For a long moment, nothing moved. Even the headless body stood where it was, as if not yet realizing what had happened. Then, slowly, it dropped to its knees, toppled forward, and lay still. Gabriel wiped the blood off his blade, started to turn toward Emma, then stopped, listening.
Then Kate heard it too. Click-click … click-click …
The sound was coming from one of the dark doorways. Then another. And another. The clicking rose like the hum of insects, growing louder and thicker. Gabriel sheathed his blade, gathered Emma and the lamp, and ran.
Kate felt herself moving with him as he flew down the dark corridors. She could hear his breathing, smell his sweat. Behind him the clicking grew louder and louder. Emma never opened her eyes. Gabriel plunged from chamber to chamber, tunnel to tunnel. Looking back, Kate could see ghostly shapes in the darkness, scurrying toward them, climbing the walls, coming faster and faster.
Suddenly, they were no longer in the maze.
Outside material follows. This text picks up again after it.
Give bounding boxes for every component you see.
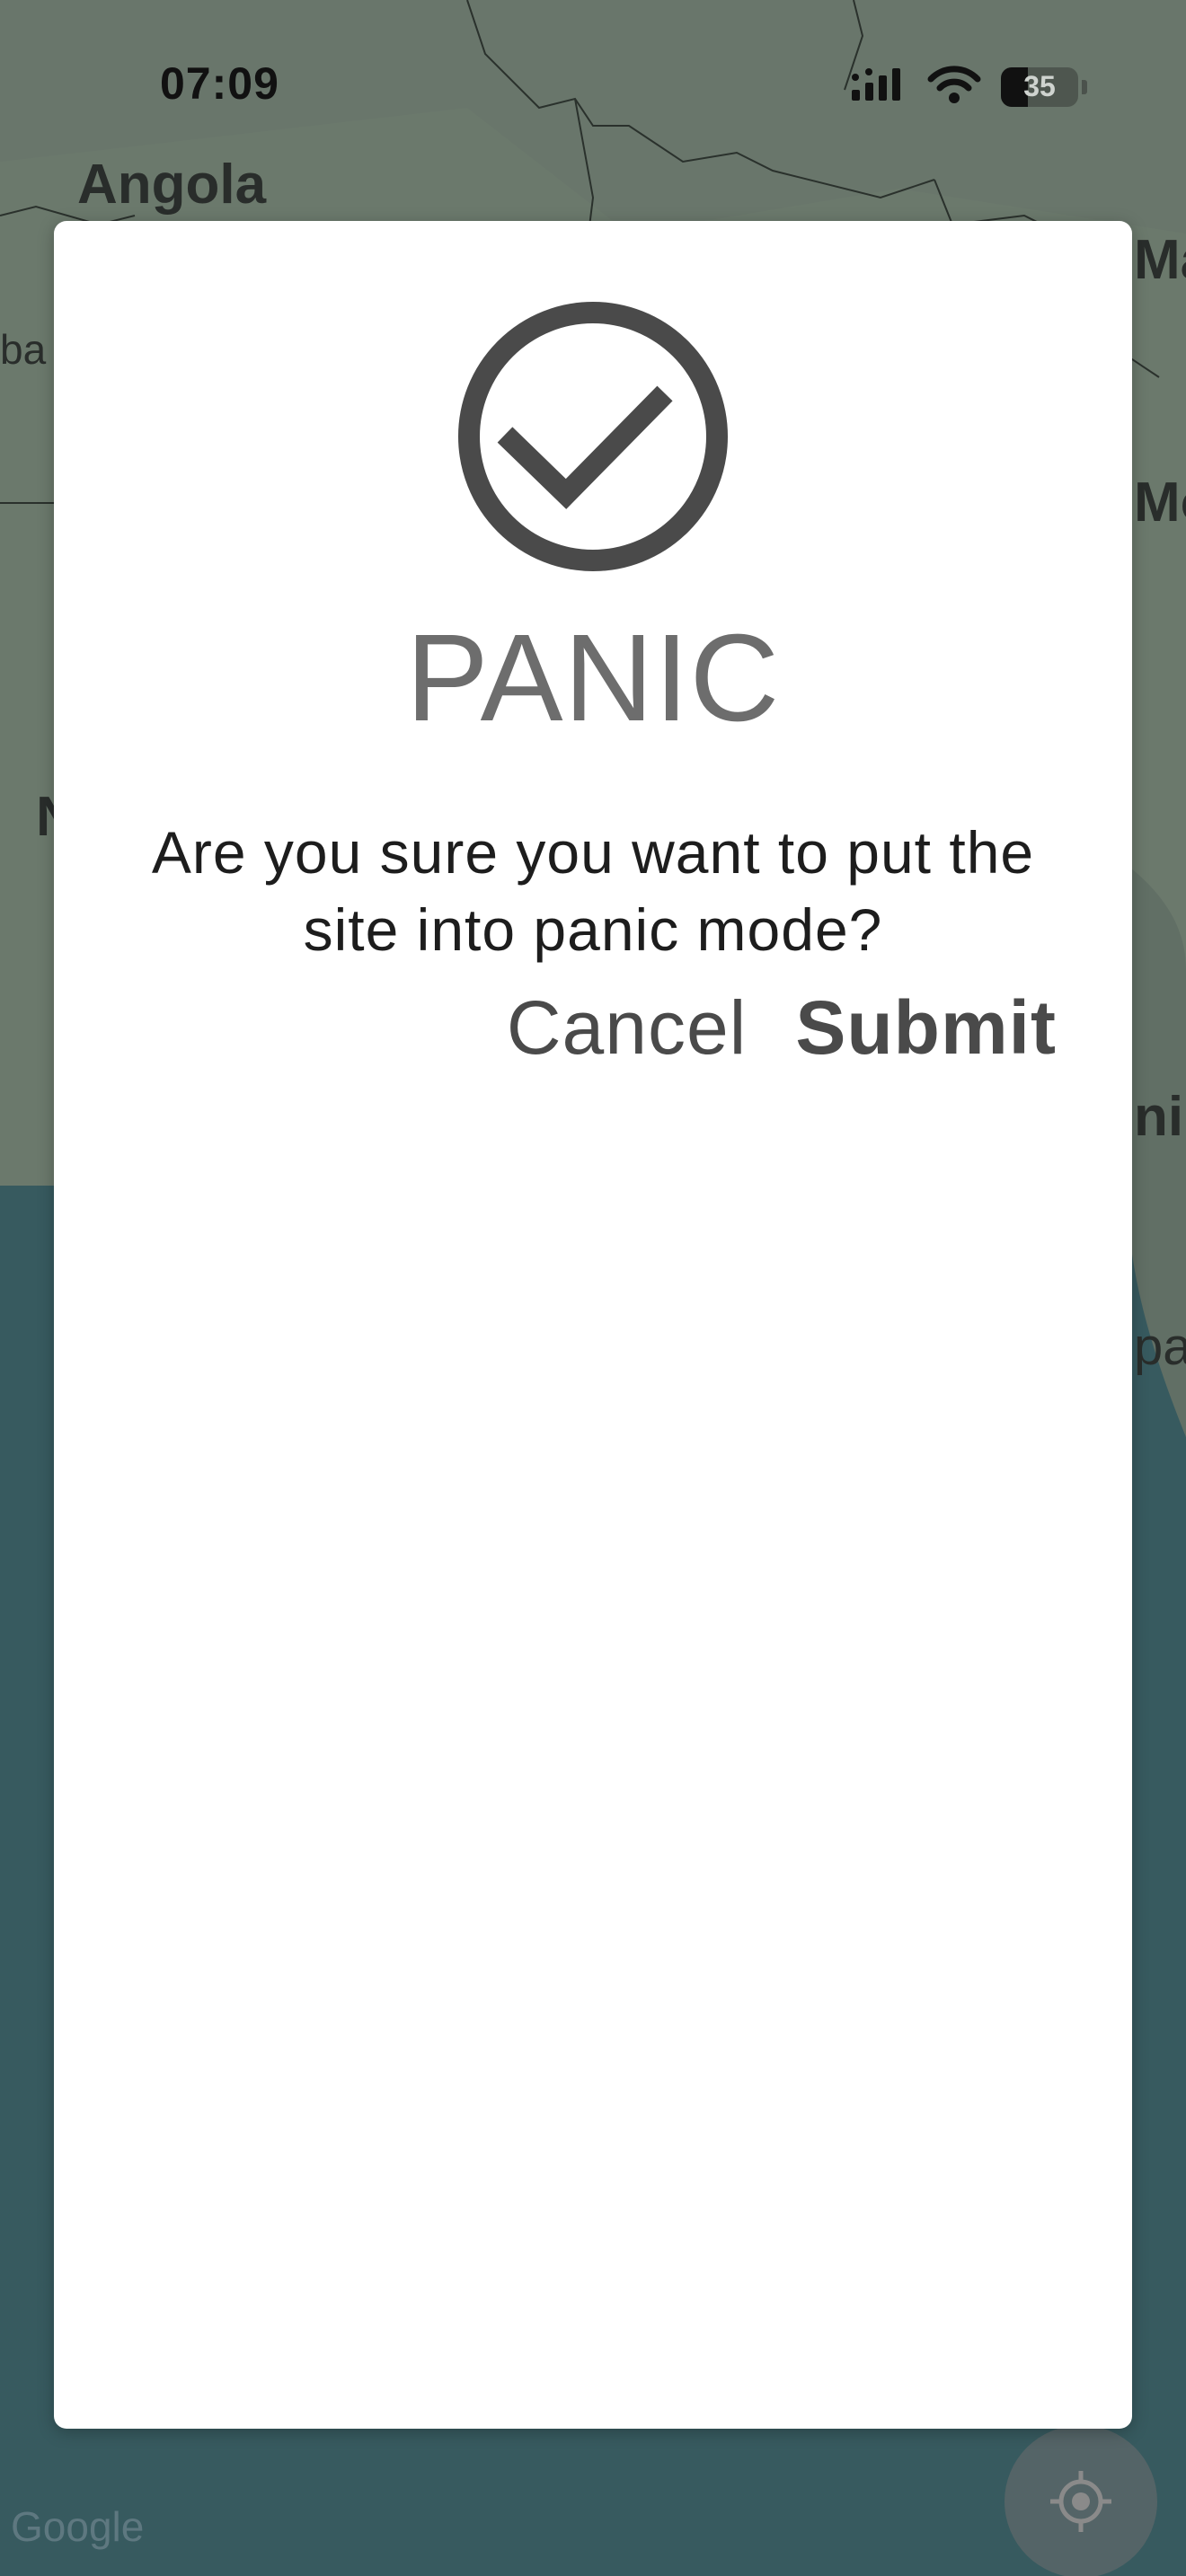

They were running across a great empty cavern of natural rock, and Kate could see the white shapes pouring out of the mouth of the tunnel behind them, and Gabriel tripped and nearly fell and they would have been on him in an instant with their teeth and claws, but he caught himself and was splashing across a stream and stumbling down another short tunnel, and then they were outside, out of the tunnel, out of the mountain, and the night was cool against her face and the moon lit the darkness, and though it was a dream, she filled her lungs with gulps of clean, fresh air.
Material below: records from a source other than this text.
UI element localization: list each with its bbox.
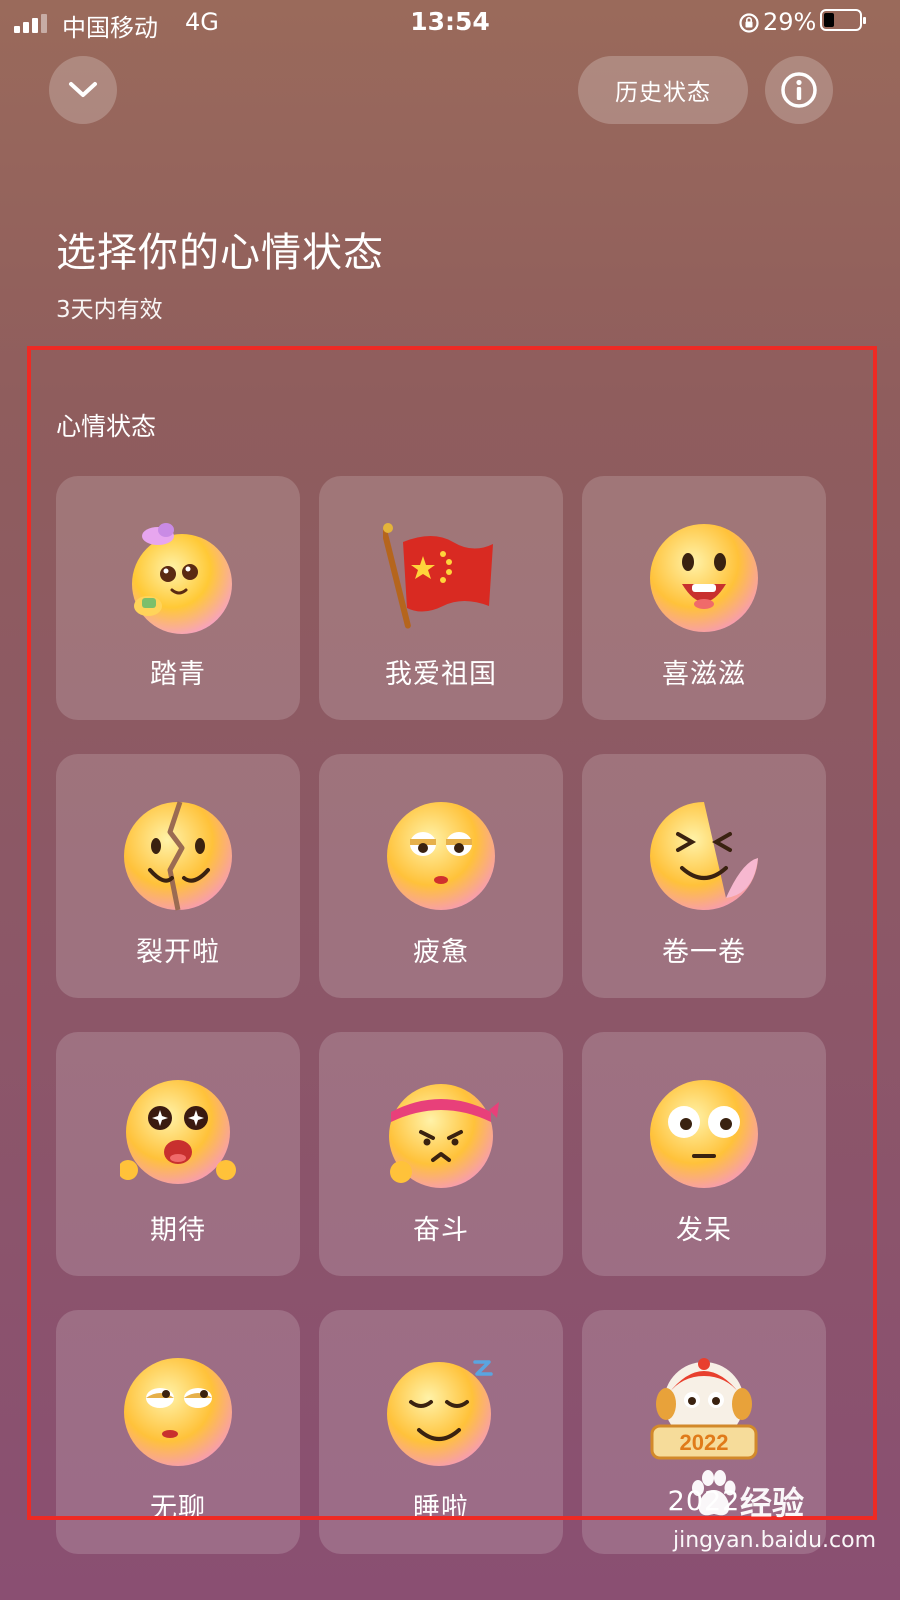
headband-face-icon: [389, 1084, 499, 1188]
mood-tile-expect[interactable]: 期待: [56, 1032, 300, 1276]
lion-dance-2022-icon: 2022: [650, 1358, 758, 1460]
rotation-lock-icon: [739, 13, 759, 33]
svg-text:2022: 2022: [680, 1430, 729, 1455]
battery-icon: [820, 9, 866, 31]
mood-tile-strive[interactable]: 奋斗: [319, 1032, 563, 1276]
mood-tile-curl[interactable]: 卷一卷: [582, 754, 826, 998]
mood-label: 奋斗: [413, 1215, 469, 1246]
info-icon: [781, 72, 817, 108]
tired-face-icon: [387, 802, 495, 910]
mood-tile-joyful[interactable]: 喜滋滋: [582, 476, 826, 720]
flower-emoji-icon: [132, 523, 232, 634]
china-flag-icon: [383, 523, 493, 629]
battery-percent: 29%: [763, 8, 817, 36]
sleepy-face-icon: [387, 1360, 493, 1466]
mood-tile-cracked[interactable]: 裂开啦: [56, 754, 300, 998]
mood-label: 喜滋滋: [662, 659, 746, 690]
happy-face-icon: [650, 524, 758, 632]
mood-label: 无聊: [150, 1493, 206, 1524]
mood-tile-bored[interactable]: 无聊: [56, 1310, 300, 1554]
mood-tile-outing[interactable]: 踏青: [56, 476, 300, 720]
mood-label: 我爱祖国: [385, 659, 497, 690]
blank-stare-face-icon: [650, 1080, 758, 1188]
mood-label: 踏青: [150, 659, 206, 690]
mood-label: 疲惫: [413, 937, 469, 968]
mood-label: 裂开啦: [136, 937, 220, 968]
bored-face-icon: [124, 1358, 232, 1466]
mood-label: 2022: [667, 1486, 741, 1517]
mood-label: 睡啦: [413, 1493, 469, 1524]
curled-face-icon: [650, 802, 758, 910]
chevron-down-icon: [69, 82, 97, 97]
mood-tile-sleep[interactable]: 睡啦: [319, 1310, 563, 1554]
page-subtitle: 3天内有效: [56, 297, 163, 323]
history-status-button[interactable]: 历史状态: [578, 56, 748, 124]
mood-tile-tired[interactable]: 疲惫: [319, 754, 563, 998]
mood-tile-love-country[interactable]: 我爱祖国: [319, 476, 563, 720]
status-bar: 中国移动 4G 13:54 29%: [0, 0, 900, 44]
mood-label: 期待: [150, 1215, 206, 1246]
info-button[interactable]: [765, 56, 833, 124]
mood-tile-2022[interactable]: 2022 2022: [582, 1310, 826, 1554]
section-label: 心情状态: [56, 412, 157, 441]
page-title: 选择你的心情状态: [56, 230, 384, 276]
cracked-face-icon: [124, 801, 232, 911]
collapse-button[interactable]: [49, 56, 117, 124]
expecting-face-icon: [120, 1080, 236, 1184]
mood-label: 卷一卷: [662, 937, 746, 968]
mood-label: 发呆: [676, 1215, 732, 1246]
mood-tile-daze[interactable]: 发呆: [582, 1032, 826, 1276]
Gabriel paused and looked back. Though she could not see them, Kate could hear the fury of the creatures inside the mountain. For some reason, they seemed unable to come outside. Gab
riel started down a trail along the ridge. Kate could see, in the valley below, a fluttering collection of fires she knew was Gabriel’s village; Emma was safe.
Kate woke, smelling Dr. Pym’s tobacco.
“Good morning,” said the wizard. “You’ve slept nearly nine hours. I believe you both were exhausted.”
Kate rubbed her eyes. The fire was crackling away. Michael was still passed out on the straw.
“I had the strangest dream.”
“Did you now? I can’t wait to hear all about it.” Dr. Pym was smiling at her with the same kindly smile, his face wreathed in smoke. “You know, I’ve been studying you and your brother. You say you don’t know your parents at all?”
“I have a few memories. But I don’t know their names or anything. Why?”
Dr. Pym knocked his pipe against the stone floor, emptying the ashes, and replaced it in his pocket. “Oh, we can talk about it later. You’d best wake Michael. They will be here any moment.”
“Who will?” Kate felt groggy, as if she was still half inside her dream. Had it even been a dream? It’d felt so real. And why was Dr. Pym asking about their parents?
There was the sound of a bolt being shot back; the door swung open, and Captain Robbie McLaur entered.
“Right, then, up and at ’em! The King wants to see you lot.”
CHAPTER THIRTEEN
Hamish
Four dwarf guards, led by Captain Robbie McLaur, guided Dr. Pym and the children along a series of passages and stairways to the throne room of King Hamish.
“Not that it’s any of my business, Wizard,” Robbie McLaur said as they marched along the torchlit corridor, “but for the sake of these children, I’ll warn you that my brother is not a dwarf to be trifled with.”
“We appreciate your concern, Captain,” said Dr. Pym. “But I think we can handle ourselves.”
“Fair enough; it’s your necks. Just don’t like seeing children chopped into bits and pieces when it can be avoided. Old-fashioned, I guess.”